Avant d’entrer dans le vif du sujet [1], je crois utile et instructif d’évoquer l’incident suivant.

En 2010, je proposai à un éditeur catholique parisien un ouvrage que j’avais intitulé « La haine et le pardon. De la théologie du mépris à la reconnaissance de la vocation d’Israël ». Après l’avoir accepté d’emblée et sans réticence, le dit éditeur se ravisa.

Mis en garde par de « bons conseilleurs », qui en jugeaient le contenu
« anticatholique » (sic), il prétendit m’imposer la réécriture de larges pans de mon travail.

Au terme d’une longue guerre des nerfs, mon livre parut. L’esprit en était plus ou moins sauvegardé, mais au prix d’une vivisection mutilante de son contenu.

Pire, usant de son privilège en matière de choix du titre, l’éditeur m’imposa en dernière minute celui-ci : « Les frères retrouvés. De l’hostilité chrétienne à l’égard des juifs à la reconnaissance de la vocation d’Israël » [2], dont le moins que je puisse en dire est qu’il ne reflétait pas vraiment l’intention de mon ouvrage.

Cet événement personnel résume et illustre le combat tenace que doivent mener les auteurs non conventionnels pour traiter librement de sujets qui fâchent, sans être réputés hérétiques et voir leurs manuscrits refusés par les maisons d’édition catholiques « propres sur elles ».

Ayant reconnu dans mon précédent blog de « Times of Israel » que j’avais pu « donner l’impression d’avoir des comptes à régler avec les Chrétiens, en général, et avec l’Église, en particulier » – ce que j’ai fermement dénié -, il me reste à démontrer que l’état des relations entre Église et Judaïsme, s’il est encore loin d’être ce qu’on pourrait en attendre, n’est pas aussi négatif que le pensent certains.

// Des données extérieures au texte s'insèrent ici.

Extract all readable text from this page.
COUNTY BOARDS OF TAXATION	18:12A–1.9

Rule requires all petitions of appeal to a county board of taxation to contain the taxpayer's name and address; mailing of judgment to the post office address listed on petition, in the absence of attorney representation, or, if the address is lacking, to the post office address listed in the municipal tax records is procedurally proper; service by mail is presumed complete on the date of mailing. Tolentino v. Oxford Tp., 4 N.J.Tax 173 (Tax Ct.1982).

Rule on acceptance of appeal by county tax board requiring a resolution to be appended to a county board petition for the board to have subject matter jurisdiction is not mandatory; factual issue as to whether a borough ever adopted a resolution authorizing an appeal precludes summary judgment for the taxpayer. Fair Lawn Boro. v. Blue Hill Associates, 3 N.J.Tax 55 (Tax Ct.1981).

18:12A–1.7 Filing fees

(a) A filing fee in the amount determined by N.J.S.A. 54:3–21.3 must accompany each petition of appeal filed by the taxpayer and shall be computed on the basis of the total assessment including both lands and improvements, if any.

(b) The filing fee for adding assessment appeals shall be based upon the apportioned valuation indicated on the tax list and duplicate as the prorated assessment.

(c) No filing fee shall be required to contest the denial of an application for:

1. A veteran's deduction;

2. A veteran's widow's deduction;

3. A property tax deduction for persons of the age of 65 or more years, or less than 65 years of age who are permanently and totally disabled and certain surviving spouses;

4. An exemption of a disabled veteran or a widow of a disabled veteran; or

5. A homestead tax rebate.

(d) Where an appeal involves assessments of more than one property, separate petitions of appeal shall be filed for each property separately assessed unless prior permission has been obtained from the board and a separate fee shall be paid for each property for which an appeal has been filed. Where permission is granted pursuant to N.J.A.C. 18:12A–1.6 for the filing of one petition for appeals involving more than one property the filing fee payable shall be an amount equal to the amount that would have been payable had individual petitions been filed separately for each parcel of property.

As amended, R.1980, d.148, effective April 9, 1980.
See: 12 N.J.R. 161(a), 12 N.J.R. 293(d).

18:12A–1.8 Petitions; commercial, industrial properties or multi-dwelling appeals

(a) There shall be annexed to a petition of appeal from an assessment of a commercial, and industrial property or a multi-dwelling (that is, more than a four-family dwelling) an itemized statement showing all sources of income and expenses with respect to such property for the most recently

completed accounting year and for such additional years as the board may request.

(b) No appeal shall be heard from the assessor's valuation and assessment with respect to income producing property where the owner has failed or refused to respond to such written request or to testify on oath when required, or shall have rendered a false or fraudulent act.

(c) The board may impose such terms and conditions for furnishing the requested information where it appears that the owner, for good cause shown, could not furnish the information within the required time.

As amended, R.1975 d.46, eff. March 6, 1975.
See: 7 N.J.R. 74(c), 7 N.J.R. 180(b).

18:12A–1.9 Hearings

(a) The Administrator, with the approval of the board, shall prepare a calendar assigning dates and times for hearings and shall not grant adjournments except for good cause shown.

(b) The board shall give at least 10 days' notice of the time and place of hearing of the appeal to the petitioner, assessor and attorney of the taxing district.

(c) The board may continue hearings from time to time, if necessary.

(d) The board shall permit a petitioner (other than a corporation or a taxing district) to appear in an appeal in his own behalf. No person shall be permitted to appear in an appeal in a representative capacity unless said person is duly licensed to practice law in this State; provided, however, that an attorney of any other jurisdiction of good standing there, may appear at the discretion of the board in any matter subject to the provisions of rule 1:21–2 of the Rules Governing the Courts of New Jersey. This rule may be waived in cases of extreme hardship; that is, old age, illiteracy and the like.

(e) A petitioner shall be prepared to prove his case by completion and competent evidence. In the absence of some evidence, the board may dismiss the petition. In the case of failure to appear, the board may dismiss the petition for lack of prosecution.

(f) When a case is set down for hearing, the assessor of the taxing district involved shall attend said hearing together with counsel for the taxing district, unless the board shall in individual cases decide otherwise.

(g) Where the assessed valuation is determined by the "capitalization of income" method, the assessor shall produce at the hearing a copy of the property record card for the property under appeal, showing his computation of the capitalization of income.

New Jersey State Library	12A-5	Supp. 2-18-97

Le tournant décisif a été la publication, en 1965, à l’issue du Concile Vatican II, de la Déclaration Nostra Aetate, § 4. Il est incontestable – et des personnalités éminentes du monde juif l’ont reconnu expressément – que ce document, le premier de cette nature depuis le début de l’Église, constitue une rupture radicale avec près de dix-huit siècles d’enseignement du mépris chrétien, pour reprendre la formule célèbre de Jules Isaac.

Phénomène remarquable qui n’a pas été suffisamment souligné : il n’est fait référence dans ce document, à aucun texte des Pères de l’Église. Et pour cause : impossible d’oublier

« la formulation par la pensée patristique entière d’un jugement des Juifs, ainsi que l’affirmation selon laquelle il est nécessaire qu’ils vivent dans une situation de discrimination et de soumission [3]. »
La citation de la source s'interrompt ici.